PhD Seminar: Fangshu Ye, "Using Information from Network Meta-Analyses to Optimize the Trial Design of a New Trial with a New Treatment"

May 30, 2023 - 9:00 AM
to May 30, 2023 - 10:00 AM

Speaker: Fangshu Ye, PhD Candidate, Department of Statistics, Iowa State University

Title: Using Information from Network Meta-Analyses to Optimize the Trial Design of a New Trial with a New Treatment

Abstract: Planning the design of a new trial comparing two treatments already in a network of trials with an a-priori plan to estimate the effect size using a network meta-analysis increases power or reduces the sample size requirements.
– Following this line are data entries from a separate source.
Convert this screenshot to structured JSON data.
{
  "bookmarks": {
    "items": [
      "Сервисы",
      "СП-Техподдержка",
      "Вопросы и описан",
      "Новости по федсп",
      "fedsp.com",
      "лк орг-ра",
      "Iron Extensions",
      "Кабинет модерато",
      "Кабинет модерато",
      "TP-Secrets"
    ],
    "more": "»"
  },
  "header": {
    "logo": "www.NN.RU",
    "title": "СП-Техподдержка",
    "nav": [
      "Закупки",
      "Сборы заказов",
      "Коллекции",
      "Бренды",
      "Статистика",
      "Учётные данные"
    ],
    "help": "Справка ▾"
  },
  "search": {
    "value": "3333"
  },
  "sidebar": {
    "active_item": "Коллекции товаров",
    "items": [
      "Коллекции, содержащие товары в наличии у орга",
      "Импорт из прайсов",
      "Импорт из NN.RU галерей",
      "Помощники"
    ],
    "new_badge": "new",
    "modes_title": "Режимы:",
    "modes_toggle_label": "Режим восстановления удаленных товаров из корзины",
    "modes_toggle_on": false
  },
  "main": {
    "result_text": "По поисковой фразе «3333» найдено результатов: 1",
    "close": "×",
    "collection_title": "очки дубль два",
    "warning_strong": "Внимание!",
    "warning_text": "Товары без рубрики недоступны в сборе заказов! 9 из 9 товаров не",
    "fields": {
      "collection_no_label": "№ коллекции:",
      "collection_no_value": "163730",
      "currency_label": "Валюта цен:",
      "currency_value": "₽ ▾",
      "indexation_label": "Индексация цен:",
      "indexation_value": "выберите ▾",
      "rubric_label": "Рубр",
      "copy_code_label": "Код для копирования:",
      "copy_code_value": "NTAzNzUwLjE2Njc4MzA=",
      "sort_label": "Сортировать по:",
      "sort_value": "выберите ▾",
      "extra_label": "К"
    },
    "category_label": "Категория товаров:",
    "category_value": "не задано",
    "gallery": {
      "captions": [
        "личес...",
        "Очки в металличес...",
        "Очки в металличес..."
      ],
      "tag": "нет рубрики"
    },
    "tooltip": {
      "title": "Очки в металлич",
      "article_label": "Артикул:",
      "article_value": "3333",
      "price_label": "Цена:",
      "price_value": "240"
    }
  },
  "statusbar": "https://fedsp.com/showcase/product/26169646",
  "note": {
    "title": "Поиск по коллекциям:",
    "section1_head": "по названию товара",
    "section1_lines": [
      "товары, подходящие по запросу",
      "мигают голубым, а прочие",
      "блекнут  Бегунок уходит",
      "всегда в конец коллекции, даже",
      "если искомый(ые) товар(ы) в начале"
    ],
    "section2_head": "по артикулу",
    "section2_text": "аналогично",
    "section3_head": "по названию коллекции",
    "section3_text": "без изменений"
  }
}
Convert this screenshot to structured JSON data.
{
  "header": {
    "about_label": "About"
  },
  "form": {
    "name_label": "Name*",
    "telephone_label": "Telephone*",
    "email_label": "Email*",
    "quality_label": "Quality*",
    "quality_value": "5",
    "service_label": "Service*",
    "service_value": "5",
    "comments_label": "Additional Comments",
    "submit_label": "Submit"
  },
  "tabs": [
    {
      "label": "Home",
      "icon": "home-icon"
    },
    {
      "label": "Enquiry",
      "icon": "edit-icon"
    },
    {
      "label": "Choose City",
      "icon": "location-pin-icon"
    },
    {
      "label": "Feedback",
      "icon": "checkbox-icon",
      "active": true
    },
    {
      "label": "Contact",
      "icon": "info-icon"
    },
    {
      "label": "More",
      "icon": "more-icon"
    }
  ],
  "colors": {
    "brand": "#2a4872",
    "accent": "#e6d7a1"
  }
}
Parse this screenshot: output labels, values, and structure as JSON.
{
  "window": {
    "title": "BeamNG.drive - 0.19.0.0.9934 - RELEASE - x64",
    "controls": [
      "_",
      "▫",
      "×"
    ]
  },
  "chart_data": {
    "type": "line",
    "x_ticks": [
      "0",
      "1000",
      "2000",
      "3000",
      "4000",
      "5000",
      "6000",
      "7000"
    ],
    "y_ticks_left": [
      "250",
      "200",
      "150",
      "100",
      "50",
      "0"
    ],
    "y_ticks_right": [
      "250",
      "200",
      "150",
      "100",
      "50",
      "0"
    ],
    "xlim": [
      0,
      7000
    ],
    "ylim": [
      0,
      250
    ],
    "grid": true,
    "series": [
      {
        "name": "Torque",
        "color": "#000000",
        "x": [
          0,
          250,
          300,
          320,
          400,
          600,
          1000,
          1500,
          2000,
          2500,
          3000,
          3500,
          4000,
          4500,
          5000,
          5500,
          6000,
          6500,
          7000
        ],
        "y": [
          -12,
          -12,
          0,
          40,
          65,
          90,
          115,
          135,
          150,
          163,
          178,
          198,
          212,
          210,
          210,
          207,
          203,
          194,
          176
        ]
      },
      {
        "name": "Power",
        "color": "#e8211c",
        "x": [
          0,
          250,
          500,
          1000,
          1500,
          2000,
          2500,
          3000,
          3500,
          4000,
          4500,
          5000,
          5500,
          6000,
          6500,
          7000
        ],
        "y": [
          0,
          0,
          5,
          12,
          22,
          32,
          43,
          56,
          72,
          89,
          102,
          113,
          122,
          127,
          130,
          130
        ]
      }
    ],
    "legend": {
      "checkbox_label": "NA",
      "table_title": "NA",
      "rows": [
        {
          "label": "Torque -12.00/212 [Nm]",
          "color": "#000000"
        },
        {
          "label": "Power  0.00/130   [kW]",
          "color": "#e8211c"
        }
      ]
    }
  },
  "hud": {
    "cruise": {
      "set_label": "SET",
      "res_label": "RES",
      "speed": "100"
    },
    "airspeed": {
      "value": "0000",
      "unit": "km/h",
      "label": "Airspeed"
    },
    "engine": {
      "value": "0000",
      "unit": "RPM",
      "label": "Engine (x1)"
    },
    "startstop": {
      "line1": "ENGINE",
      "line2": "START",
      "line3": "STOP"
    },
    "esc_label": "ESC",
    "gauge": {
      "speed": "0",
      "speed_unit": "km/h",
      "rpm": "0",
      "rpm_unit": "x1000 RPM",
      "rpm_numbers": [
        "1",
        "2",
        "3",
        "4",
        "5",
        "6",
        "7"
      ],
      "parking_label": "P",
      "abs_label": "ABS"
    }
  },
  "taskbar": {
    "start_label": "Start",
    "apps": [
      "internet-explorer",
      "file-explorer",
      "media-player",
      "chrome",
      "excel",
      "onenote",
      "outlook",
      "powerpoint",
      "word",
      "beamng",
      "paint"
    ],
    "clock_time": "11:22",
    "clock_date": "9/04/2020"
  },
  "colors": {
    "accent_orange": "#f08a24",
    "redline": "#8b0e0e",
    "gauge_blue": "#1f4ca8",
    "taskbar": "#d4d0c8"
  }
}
However, when the comparison of interest is between a treatment already in the existing network (old treatment) and a treatment that hasn't been studied previously (new treatment), the impact of leveraging information from the existing network to inform trial design has not been extensively investigated. We aim to identify the most powerful trial design for a comparison of interest between an old treatment A and a new treatment Z, given a fixed total sample size. We consider three possible designs: a two-arm trial between A and Z ('direct two-arm'), a two-arm trial between another old treatment B and Z ('indirect two-arm'), and a three-arm trial among A, B, and Z. We compare the standard error of the estimated effect size between treatments A and Z for each of the three trial designs using formulas. For continuous outcomes, the direct two-arm trial always has the largest power, while for a binary outcome, the trial design that has the minimum variances among the three candidates is determined only when p_A(1-p_A) ≥ p_B(1-p_B). Simulation studies are conducted to demonstrate the potential for the indirect two-arm and three-arm trials to outperform the direct two-arm trial in terms of power under the condition of p_A(1-p_A) < p_B(1-p_B). Based on the simulation results, we observe that the indirect two-arm and three-arm trials have the potential to be more powerful than a direct two-arm trial only when p_A(1-p_A) < p_B(1-p_B). This power advantage is influenced by various factors, including the risk of the three treatments, the total sample size, and the standard error of the estimated effect size from the existing network meta-analysis. The standard two-arm trial design between two treatments in the comparison of interest may not always be the most powerful design. Utilizing information from the existing network meta-analysis, incorporating an additional old treatment into the trial design through an indirect two-arm trial or a three-arm trial can increase power.